Quant à l’Union européenne, elle a organisé l’ouverture du marché intérieur de l’électricité aux producteurs indépendants en 1996 et la libéralisation du gaz naturel en 1998 avant de favoriser, en 2003, la concurrence entre producteurs nationaux puis le libre-échange par le biais des exportations. Le tout sous couvert de « secteur public de l’énergie » et de transition écologique… Il en résulte un système très complexe de Bourses, livrées comme partout aux spéculations des traders.

La France est emportée par cette frénésie de privatisations. Le gouvernement Villepin a vendu Gaz de France au privé en 2006 qui s’est internationalisé en réduisant ses investissements en France. EDF est resté sous le contrôle de l’Etat mais la loi Nome de 2011 lui impose de céder le quart de sa production nucléaire aux entreprises privées du secteur, à prix coûtant. Cela signifie qu’EDF paie ses concurrents, pour la plupart étrangers, qui veulent bien entendu l’éliminer. Et comme les achats d’EDF à l’étranger ont creusé sa dette, les économies sont réalisées en France, au détriment de l’économie nationale et des consommateurs, et la loi relative à la « transition énergétique pour la croissance verte » de 2015 permet à un opérateur privé d’exploiter les barrages français.

Comme tant d’autres pays, la France subit la loi des prédateurs et des spéculateurs que des gouvernements de droite et de gauche ont délibérément installés. Il faut donc définir une nouvelle politique de l’énergie intégrant les impératifs écologiques. A juste titre Aurélien Bernier se prononce pour la nationalisation de l’énergie – électricité, gaz, Total et ses filiales – mais sans que soient répétées les erreurs du passé : les entreprises publiques ne doivent pas disposer de l’autonomie de gestion qui permet aux dirigeants de s’aligner sur les méthodes et les mœurs du secteur privé. Il faut une politique raisonnée d’investissements et de prix combinant les objectifs du développement et la justice sociale. La nationalisation doit être une socialisation : les statuts des entreprises publiques devront accorder un rôle important aux représentants du personnel, aux usagers et aux collectivités locales. Bien entendu, Aurélien Bernier propose d’organiser les échanges internationaux d’énergie hors des marchés financiers et dans le cadre d’une nouvelle coopération internationale.

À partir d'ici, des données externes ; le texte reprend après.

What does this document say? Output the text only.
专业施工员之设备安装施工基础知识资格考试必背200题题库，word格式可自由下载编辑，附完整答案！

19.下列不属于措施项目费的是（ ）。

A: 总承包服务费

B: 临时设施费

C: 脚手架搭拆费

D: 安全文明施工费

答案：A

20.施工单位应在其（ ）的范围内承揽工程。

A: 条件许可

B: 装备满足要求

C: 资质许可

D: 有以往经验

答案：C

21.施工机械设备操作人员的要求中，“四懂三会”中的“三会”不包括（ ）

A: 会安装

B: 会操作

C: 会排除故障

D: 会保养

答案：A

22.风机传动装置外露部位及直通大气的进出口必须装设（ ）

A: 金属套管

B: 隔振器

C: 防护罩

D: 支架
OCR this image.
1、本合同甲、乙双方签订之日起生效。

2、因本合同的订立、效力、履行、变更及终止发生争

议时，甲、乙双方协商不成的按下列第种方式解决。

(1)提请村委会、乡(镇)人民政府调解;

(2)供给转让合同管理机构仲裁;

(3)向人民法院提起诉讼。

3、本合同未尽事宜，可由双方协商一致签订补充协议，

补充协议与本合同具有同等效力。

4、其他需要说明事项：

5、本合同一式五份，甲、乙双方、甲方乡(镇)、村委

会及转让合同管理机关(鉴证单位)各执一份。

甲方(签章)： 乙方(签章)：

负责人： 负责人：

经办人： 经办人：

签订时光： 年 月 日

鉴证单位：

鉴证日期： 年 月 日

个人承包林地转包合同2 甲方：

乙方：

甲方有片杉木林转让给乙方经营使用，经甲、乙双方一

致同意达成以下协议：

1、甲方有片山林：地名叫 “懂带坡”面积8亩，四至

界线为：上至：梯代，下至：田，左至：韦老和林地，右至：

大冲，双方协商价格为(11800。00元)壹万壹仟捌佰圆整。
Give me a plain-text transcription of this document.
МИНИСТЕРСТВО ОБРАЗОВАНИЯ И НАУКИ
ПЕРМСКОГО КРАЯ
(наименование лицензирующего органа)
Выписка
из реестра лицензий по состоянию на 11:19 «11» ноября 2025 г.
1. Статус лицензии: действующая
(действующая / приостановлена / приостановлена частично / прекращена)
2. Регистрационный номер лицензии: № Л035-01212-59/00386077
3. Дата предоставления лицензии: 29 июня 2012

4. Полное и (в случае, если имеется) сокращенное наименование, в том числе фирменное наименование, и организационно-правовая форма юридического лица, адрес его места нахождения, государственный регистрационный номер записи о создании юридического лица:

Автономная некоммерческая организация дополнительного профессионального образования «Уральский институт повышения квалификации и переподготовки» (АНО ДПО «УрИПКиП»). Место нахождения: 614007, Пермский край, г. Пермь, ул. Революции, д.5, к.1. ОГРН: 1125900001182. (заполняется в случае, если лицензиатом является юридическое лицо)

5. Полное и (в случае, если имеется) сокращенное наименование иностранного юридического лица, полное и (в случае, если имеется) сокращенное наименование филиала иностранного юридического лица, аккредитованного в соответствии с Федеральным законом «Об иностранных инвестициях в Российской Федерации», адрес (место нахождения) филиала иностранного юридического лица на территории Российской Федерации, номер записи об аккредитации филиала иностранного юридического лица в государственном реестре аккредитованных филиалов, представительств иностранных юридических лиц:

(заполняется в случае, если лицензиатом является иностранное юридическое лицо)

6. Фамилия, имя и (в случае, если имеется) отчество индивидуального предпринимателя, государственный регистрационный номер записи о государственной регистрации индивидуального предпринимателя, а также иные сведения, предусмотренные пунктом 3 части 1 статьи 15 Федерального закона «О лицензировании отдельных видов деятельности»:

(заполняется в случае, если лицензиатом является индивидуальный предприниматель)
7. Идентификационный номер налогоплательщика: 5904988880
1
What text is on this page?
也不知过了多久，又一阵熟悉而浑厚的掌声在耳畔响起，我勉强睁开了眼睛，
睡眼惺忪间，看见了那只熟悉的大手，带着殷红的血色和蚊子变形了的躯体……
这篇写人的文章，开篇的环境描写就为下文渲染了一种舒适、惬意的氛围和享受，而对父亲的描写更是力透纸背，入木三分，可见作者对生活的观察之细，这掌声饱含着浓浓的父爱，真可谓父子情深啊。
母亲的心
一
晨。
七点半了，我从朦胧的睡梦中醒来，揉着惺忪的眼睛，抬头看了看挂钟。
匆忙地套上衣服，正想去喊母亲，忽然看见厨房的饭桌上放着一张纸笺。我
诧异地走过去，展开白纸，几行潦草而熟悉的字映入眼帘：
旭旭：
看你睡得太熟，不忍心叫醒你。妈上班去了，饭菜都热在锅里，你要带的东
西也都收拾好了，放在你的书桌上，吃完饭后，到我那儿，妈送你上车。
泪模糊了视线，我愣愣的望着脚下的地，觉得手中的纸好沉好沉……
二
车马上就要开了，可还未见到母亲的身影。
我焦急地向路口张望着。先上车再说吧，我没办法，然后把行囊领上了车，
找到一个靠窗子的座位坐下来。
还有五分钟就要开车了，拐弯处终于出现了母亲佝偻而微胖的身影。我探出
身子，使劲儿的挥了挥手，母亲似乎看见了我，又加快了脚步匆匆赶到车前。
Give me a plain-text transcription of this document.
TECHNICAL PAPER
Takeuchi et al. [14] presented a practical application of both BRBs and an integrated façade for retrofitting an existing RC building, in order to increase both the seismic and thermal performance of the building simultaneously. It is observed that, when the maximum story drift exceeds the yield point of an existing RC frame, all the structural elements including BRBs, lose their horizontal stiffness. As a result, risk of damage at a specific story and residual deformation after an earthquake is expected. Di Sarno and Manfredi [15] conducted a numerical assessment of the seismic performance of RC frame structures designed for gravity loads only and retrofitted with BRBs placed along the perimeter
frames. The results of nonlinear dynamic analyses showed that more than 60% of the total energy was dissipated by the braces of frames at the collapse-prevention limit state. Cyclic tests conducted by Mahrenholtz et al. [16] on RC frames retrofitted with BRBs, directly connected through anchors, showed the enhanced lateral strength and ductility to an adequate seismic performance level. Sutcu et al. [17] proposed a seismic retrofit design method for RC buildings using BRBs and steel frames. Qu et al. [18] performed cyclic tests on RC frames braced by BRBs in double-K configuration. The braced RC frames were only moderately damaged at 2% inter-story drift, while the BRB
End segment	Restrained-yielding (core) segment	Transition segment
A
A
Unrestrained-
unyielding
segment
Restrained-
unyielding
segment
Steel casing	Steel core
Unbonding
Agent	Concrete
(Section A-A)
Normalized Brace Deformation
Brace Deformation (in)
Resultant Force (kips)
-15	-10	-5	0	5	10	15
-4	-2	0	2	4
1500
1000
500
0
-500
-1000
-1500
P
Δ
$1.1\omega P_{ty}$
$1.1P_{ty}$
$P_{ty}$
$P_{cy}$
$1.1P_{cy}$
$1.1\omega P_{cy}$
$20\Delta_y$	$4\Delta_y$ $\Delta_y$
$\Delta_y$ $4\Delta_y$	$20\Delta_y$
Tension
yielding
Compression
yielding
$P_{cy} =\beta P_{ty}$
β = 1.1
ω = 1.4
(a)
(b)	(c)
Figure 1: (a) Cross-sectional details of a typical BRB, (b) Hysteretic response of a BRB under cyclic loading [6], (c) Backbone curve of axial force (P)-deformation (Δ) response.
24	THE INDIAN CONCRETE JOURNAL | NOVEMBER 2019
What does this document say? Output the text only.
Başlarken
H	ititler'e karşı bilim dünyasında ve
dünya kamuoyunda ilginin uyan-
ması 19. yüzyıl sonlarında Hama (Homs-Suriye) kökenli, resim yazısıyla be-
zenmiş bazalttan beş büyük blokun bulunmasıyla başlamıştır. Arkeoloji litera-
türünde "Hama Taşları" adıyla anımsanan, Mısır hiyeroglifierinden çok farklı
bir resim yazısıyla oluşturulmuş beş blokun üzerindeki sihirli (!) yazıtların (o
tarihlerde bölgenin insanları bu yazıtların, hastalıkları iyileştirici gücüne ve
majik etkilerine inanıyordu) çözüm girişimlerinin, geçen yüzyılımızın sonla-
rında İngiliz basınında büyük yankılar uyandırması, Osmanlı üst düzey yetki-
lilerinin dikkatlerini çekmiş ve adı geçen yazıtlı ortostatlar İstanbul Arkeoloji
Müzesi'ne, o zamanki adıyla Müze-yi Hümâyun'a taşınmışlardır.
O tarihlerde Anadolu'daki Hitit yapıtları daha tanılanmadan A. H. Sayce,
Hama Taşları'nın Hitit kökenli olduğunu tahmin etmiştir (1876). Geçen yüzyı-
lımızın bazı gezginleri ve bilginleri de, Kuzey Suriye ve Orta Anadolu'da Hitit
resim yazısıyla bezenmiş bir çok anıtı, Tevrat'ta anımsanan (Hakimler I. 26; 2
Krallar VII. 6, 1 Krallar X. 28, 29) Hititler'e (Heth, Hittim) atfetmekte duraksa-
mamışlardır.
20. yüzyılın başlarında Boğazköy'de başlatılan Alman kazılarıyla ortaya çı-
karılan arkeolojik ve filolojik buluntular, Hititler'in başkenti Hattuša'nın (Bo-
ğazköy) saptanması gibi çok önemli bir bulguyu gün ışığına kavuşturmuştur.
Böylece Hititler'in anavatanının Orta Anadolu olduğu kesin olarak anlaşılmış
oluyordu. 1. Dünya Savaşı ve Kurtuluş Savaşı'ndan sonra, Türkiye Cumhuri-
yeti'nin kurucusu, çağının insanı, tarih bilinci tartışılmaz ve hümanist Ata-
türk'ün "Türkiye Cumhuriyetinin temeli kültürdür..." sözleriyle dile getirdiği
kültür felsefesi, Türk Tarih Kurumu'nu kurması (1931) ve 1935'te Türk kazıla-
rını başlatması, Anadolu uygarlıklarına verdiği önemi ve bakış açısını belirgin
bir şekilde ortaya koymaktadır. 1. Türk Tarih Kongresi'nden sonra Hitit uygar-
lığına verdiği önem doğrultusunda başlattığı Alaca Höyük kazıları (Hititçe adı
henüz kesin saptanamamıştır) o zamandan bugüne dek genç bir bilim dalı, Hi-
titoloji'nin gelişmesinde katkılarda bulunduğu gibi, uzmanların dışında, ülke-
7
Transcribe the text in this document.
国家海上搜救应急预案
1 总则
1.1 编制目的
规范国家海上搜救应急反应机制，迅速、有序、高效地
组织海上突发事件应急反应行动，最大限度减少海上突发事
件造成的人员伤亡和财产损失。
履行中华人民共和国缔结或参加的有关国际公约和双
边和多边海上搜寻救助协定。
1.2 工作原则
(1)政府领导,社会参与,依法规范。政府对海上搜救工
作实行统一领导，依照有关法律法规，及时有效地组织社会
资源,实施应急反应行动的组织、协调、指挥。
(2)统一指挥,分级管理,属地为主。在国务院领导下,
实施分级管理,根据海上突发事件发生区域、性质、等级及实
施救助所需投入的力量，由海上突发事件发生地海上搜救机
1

Cependant, je ne vois pas comment ce « nouvel ordre énergétique » pourrait être construit hors d’une planification générale – point évoquée dans le livre. Je ne vois pas non plus pourquoi la politique préconisée dépendrait seulement de la « vraie gauche » puisque, comme naguère, bien d’autres forces politiques peuvent concevoir et mettre en œuvre les nouvelles politiques publiques.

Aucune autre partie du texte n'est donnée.